If there's any silver lining at all to the gang violence that's pummelled the city, it's got to be the fact that more black 20-somethings are braving the political arena.
With guns and safety top of mind among voters, there's suddenly keen interest in a hulking Seventh Day Adventist youth worker in Ward 12, York South-Weston, one of T.O's poorest areas, currently represented by two-termer Frank Di Giorgio.
Ward 12, which runs from a bit south of Eglinton to the 401 and from just west of Caledonia to Jane, has more single mothers, more families living below the poverty line and more first-generation immigrants than the municipal average. About one in five residents is black.
While the city has identified 13 priority neighbourhoods for focused investment, not one of them is in Ward 12. Enter Keith Sweeney, Superman enthusiast and anti-poverty campaigner.
"City Hall and the media are hyping the gun violence, and that's good because communities are getting attention," he says. "But this one is getting left behind because no one was shot here, though people from here have been killed in other places. This area isn't getting its fair share of programs.'
Sweeney lives with his younger brother in a basement flat off Jane and Lawrence where one wall is lined with pairs of his size-15 boots and basketball shoes, and Superman comic books, merchandize and posters set the tone.
"Growing up in a five-person family in a two-bedroom apartment makes me more sympathetic to what other people are going through," he says.
He looks back fondly on his high school home-ec courses. When there wasn't money for groceries, he'd deliberately screw up his pizza, ask the teacher if he could try again and then eat both attempts for lunch.
Despite being endorsed by the Labour Council, Sweeney is definitely in underdog territory. Di Giorgio comfortably won re-election in 2003 by 3,500 votes over Liberal social worker Joe Renda, who was endorsed by most local papers. Renda is running again on a program to beautify streets, for public safety and "to recuperate the integrity and compassion of our city.'
Facing his opposition, Di Giorgio declares himself not overconfident, but not worried either. Called part of the "mushy middle' by NOW in the 2003 election, he's being dissed by citizen groups for opposing the pesticide ban and backing the Front Street Extension, garbage incineration and the controversial trial of Eucan trash bins.
The developer-friendly Di Giorgio served as a Mel Lastman yes-man in the old North York council, and despite two decades in politics has an astonishingly low profile. He, too, sees safety as a major concern.
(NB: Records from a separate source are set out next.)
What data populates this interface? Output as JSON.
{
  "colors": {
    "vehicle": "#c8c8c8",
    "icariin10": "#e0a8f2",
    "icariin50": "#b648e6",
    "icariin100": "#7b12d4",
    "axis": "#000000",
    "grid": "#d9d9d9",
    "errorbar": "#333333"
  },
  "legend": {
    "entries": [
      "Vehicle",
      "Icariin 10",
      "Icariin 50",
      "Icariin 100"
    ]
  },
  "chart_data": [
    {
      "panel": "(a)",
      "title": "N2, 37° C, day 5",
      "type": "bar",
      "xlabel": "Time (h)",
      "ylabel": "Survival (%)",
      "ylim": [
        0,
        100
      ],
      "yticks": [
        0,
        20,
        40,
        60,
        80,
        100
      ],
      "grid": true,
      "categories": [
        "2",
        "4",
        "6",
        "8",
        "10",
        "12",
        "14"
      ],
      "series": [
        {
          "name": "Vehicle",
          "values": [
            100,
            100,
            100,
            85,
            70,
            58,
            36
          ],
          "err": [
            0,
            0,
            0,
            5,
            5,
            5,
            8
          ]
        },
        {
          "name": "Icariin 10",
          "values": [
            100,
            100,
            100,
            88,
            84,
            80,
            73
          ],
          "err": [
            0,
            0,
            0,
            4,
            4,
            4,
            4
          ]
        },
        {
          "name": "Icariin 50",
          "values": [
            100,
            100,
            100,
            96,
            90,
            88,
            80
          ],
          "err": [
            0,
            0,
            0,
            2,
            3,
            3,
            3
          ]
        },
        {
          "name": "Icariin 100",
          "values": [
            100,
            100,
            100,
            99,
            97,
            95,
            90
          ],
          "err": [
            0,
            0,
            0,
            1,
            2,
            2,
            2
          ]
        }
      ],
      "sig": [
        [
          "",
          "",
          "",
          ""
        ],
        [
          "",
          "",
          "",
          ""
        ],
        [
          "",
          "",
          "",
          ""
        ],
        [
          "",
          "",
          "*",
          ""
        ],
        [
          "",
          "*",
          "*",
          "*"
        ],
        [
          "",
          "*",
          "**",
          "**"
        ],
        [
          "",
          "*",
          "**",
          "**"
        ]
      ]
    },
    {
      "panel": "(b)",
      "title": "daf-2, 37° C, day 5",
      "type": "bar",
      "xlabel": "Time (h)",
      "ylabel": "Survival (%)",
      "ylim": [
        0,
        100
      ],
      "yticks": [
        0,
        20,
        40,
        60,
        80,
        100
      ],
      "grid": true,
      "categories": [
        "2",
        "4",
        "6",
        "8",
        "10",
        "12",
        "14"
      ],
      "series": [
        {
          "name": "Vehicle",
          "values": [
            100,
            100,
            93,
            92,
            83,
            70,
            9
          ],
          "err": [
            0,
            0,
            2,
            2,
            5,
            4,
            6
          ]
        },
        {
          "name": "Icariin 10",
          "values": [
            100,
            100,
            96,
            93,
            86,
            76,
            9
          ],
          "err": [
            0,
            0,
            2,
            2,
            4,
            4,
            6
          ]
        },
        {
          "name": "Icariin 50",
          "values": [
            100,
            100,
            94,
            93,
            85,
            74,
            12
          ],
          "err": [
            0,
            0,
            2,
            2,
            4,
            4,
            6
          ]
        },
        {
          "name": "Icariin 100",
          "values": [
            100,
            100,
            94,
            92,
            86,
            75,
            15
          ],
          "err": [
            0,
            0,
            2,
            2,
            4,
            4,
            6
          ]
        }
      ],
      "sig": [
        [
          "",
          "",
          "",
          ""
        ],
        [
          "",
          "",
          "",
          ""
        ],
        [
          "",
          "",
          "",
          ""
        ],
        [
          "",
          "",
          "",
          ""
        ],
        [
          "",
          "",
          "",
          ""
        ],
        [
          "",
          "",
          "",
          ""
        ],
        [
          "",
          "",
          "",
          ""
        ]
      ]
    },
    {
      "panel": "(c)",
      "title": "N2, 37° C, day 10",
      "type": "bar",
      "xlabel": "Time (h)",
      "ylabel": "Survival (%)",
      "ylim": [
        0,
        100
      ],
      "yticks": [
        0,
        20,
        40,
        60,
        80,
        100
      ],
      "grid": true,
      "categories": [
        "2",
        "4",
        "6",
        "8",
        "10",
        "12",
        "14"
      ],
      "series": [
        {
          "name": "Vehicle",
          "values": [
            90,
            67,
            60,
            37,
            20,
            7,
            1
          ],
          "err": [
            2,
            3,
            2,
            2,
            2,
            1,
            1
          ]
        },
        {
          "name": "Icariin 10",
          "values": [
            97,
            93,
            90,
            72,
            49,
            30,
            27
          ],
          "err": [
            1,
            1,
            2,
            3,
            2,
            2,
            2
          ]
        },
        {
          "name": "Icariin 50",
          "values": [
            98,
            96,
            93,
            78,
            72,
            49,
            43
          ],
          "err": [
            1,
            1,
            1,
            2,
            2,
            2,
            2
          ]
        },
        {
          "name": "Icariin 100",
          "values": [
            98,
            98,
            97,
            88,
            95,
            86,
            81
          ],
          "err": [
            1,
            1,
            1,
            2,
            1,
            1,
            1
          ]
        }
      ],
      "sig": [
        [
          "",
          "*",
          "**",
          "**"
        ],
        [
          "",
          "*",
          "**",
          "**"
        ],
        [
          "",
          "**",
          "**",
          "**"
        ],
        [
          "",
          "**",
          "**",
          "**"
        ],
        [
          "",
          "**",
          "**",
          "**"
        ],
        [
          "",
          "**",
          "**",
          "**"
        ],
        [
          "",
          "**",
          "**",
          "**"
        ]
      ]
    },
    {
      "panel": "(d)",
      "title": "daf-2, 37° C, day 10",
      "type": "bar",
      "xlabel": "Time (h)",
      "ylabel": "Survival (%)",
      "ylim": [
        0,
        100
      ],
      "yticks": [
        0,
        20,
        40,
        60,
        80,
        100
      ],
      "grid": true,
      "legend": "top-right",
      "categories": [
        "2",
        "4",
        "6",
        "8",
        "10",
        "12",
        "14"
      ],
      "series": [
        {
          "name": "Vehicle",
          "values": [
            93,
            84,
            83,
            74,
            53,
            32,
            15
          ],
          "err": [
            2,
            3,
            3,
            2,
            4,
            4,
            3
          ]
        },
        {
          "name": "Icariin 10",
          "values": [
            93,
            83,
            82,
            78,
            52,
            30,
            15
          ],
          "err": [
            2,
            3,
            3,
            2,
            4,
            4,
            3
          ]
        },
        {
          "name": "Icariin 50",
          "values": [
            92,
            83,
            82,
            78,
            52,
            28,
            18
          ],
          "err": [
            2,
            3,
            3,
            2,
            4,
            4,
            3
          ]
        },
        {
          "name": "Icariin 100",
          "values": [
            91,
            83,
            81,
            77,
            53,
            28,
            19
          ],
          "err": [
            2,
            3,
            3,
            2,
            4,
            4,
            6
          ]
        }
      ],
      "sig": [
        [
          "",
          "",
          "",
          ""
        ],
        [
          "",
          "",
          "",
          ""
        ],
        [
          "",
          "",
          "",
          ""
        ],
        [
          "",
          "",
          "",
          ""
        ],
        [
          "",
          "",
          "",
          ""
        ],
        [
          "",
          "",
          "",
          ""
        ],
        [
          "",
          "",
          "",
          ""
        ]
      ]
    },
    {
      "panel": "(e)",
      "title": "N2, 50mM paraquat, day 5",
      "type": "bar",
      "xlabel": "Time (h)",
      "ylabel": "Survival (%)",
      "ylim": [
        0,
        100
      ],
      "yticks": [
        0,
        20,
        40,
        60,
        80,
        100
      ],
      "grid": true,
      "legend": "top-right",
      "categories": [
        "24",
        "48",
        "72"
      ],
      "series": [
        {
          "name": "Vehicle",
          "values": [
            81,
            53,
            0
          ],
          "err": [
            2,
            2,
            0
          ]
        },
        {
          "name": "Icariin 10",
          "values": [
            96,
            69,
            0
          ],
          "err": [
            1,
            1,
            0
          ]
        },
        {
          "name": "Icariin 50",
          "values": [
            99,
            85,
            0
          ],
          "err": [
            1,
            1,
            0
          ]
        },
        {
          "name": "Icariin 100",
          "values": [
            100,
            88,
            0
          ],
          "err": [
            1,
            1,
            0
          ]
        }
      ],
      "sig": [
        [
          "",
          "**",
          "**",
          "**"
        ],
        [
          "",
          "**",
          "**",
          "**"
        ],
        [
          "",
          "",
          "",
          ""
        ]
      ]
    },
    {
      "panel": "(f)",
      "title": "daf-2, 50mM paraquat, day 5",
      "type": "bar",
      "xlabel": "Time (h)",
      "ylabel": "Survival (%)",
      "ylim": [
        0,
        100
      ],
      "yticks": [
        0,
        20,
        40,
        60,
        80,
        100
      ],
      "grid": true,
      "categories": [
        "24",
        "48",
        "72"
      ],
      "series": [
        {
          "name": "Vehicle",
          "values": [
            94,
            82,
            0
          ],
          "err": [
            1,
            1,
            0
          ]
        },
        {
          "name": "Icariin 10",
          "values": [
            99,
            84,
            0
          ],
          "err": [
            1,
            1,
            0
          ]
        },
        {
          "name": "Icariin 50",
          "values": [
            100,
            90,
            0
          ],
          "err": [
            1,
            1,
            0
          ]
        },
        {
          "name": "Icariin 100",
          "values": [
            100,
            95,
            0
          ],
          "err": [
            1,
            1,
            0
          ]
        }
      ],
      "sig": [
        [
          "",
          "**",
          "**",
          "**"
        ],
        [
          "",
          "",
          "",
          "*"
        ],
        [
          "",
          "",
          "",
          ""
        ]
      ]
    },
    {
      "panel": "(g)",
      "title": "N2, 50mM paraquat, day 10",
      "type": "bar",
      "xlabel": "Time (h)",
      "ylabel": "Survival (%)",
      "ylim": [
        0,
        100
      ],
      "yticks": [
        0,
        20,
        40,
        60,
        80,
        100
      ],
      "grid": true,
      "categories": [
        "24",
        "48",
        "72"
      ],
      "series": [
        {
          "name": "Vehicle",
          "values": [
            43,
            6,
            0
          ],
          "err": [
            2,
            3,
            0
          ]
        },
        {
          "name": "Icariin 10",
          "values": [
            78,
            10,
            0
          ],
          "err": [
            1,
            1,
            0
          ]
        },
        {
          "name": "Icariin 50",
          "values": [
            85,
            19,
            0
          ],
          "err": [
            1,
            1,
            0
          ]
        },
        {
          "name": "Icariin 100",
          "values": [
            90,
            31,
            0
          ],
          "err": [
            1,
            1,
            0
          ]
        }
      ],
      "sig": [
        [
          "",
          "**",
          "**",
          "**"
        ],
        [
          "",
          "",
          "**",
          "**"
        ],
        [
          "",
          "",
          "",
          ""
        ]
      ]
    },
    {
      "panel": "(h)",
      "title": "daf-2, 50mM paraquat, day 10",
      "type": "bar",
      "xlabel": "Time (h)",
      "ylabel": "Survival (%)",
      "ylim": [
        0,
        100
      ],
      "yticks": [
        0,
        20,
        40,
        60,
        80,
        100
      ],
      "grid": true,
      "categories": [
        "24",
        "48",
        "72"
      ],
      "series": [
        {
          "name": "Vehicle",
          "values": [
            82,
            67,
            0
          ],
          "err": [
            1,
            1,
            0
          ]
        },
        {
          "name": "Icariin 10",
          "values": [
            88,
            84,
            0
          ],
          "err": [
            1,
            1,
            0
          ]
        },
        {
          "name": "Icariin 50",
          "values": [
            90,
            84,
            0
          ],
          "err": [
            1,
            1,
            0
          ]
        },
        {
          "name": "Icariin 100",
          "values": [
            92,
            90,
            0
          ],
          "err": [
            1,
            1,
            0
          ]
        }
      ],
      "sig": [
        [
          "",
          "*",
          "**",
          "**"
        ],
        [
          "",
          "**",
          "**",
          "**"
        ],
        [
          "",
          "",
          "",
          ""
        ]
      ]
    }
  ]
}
"One of the only things we can do is to try to help police deal with it in the best way they can by cooperating with them," he says. He goes on to add that more money should go into early education, and that putting more police on the streets isn't the answer.
Not good enough for Sweeney, who thinks Di Giorgio has done nothing to address the root causes of violence in the ward. "Putting more police onto the streets is like putting a band-aid over a gash," says the candidate, who promises to fight the Safe Schools Act "tooth, hammer, nails and bats."
His program calls for more mentorship programs and job creation for at-risk youth. Isn't David Miller already doing that? I ask. "Yeah," he answers. "But it would be good to have someone who agrees with him on council."
Sweeney summarizes his platform as "creating alternatives and bringing about empowerment,' and his website is bravely inspirational: "We are born to make and manifest the glory of God that is within us. Not just in some of us it's in everyone.'
He is pushing youth services and promises to actually build a long-promised rec centre near Eglinton and Keele; Di Giorgio pledges the same but in two terms hasn't yet delivered. He also wants to transform a vacant building into an art school.
"Every day, I wake up, I see the Superman logo and it reminds me how human I am, but also gives me strength to fight. I am the black Superman," the 6-foot-5er says, beaming widely with mock grandeur.